Crosses began to be made between the Arabian horse and the Welsh Pony in Sussex, England the early 1900s, by Lady Wentworth of the Crabbet Arabian Stud. She began breeding Arabian stallions, including Skowronek (1909–1930), a Polish Arabian stud, to Welsh mares from North Wales, especially the Coed Coch stud farm, which she imported beginning in the early 1920s. Other breeders in England and North America soon followed suit, although at this time they were not focused on creating a new breed, and the cross became known as the Welara.

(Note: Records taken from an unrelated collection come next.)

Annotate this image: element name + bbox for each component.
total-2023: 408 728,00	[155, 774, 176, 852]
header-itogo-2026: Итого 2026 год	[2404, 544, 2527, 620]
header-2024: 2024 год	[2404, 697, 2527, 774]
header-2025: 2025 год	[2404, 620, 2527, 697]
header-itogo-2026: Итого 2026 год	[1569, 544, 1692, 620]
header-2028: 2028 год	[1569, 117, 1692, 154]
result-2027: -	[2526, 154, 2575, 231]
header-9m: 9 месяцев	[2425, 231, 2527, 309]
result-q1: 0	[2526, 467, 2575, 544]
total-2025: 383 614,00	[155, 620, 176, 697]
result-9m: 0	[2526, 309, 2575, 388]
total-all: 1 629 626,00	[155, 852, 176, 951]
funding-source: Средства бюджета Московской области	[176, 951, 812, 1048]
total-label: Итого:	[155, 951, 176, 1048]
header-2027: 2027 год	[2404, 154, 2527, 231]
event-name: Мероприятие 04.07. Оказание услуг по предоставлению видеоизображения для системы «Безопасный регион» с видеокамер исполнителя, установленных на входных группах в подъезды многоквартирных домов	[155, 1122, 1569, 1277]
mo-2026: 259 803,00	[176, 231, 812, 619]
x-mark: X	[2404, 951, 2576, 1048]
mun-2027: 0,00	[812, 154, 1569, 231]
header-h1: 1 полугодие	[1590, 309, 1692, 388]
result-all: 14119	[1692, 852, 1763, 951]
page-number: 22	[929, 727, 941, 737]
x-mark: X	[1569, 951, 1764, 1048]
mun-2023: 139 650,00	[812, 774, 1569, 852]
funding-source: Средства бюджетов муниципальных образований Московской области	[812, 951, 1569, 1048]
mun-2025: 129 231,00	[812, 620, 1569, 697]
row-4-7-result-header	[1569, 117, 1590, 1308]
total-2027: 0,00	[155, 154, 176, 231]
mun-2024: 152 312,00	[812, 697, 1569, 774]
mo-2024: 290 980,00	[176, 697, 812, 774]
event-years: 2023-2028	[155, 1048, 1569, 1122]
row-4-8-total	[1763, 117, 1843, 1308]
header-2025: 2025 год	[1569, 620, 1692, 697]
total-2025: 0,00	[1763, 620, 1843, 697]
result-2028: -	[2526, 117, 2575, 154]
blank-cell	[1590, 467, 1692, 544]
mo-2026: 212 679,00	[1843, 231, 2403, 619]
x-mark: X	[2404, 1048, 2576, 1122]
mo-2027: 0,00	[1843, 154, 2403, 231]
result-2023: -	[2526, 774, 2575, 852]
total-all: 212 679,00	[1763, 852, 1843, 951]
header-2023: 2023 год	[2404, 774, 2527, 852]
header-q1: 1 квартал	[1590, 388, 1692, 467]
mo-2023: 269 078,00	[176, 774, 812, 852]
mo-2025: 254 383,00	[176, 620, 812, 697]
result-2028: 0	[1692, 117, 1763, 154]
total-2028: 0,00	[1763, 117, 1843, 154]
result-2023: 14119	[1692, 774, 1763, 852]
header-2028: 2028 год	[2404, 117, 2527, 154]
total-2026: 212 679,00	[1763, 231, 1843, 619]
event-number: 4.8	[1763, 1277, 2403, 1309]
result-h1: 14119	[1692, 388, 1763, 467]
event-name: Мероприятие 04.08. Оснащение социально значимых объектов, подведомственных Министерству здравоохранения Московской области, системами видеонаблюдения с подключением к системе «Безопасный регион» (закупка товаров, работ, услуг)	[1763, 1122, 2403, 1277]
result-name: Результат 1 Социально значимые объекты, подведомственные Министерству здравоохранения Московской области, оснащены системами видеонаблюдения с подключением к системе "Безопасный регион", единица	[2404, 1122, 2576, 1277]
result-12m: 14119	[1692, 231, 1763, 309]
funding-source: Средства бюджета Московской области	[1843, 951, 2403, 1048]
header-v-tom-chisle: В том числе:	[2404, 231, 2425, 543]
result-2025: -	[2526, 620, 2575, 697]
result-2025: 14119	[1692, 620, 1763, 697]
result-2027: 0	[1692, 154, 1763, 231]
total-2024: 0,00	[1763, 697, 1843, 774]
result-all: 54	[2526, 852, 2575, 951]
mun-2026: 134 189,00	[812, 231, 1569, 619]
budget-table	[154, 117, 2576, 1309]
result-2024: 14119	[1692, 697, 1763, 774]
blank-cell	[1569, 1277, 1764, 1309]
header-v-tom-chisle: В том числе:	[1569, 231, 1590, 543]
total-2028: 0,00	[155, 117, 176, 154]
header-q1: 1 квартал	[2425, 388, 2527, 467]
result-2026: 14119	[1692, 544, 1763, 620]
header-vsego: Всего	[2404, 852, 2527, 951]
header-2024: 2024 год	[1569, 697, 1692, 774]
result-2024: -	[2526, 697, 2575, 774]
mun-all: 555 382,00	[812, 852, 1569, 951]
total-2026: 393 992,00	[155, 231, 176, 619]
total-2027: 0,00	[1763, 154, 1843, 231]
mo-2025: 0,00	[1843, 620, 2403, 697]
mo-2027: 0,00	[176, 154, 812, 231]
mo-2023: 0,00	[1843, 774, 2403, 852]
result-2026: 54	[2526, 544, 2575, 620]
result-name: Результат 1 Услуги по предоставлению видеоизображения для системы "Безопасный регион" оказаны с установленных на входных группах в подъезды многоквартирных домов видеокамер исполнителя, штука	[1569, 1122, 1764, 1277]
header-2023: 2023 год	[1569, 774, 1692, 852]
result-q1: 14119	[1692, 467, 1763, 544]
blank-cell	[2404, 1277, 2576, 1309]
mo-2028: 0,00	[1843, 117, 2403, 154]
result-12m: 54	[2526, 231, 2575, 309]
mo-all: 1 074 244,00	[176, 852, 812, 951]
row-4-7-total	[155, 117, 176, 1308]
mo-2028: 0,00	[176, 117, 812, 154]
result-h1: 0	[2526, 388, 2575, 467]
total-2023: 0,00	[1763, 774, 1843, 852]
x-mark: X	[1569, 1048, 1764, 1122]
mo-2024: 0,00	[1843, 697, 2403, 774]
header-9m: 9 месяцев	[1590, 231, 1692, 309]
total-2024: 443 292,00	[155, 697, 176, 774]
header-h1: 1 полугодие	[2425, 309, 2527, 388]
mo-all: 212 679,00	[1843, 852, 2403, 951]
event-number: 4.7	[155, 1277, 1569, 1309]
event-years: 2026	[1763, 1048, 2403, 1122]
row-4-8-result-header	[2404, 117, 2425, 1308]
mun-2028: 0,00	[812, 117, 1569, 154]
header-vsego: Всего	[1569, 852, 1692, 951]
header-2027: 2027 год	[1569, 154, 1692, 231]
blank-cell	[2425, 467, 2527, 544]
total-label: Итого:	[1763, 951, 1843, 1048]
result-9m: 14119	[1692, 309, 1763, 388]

In 1981, a breed registry, called the American Welara Pony Registry, was created in the US in order to develop and promote the breed. A studbook also began to be published, and pedigrees of Welaras were collected and preserved. Only Welsh and Arabian blood is allowed for purebreds, and all registered ponies must have at least 1/8 and no more than 7/8 blood from each breed. As of 2005, the registry claimed slightly over 1,500 ponies registered in North America, with around 100 new foals registered annually. Welara Sport Ponies may also be registered – these are ponies at least 50 percent Welara but with blood from other breeds, often the Thoroughbred. The association also registers pureblood Welsh and Arabian foundation stock.

Welaras have now spread to additional areas of the world, including the Caribbean, Oceania and Europe. In Europe, Welsh/Arabian crosses, sometimes with additional Thoroughbred blood, are often called "riding ponies" or "sport ponies". In the US, the breed is seen most often in the central and western parts of the country.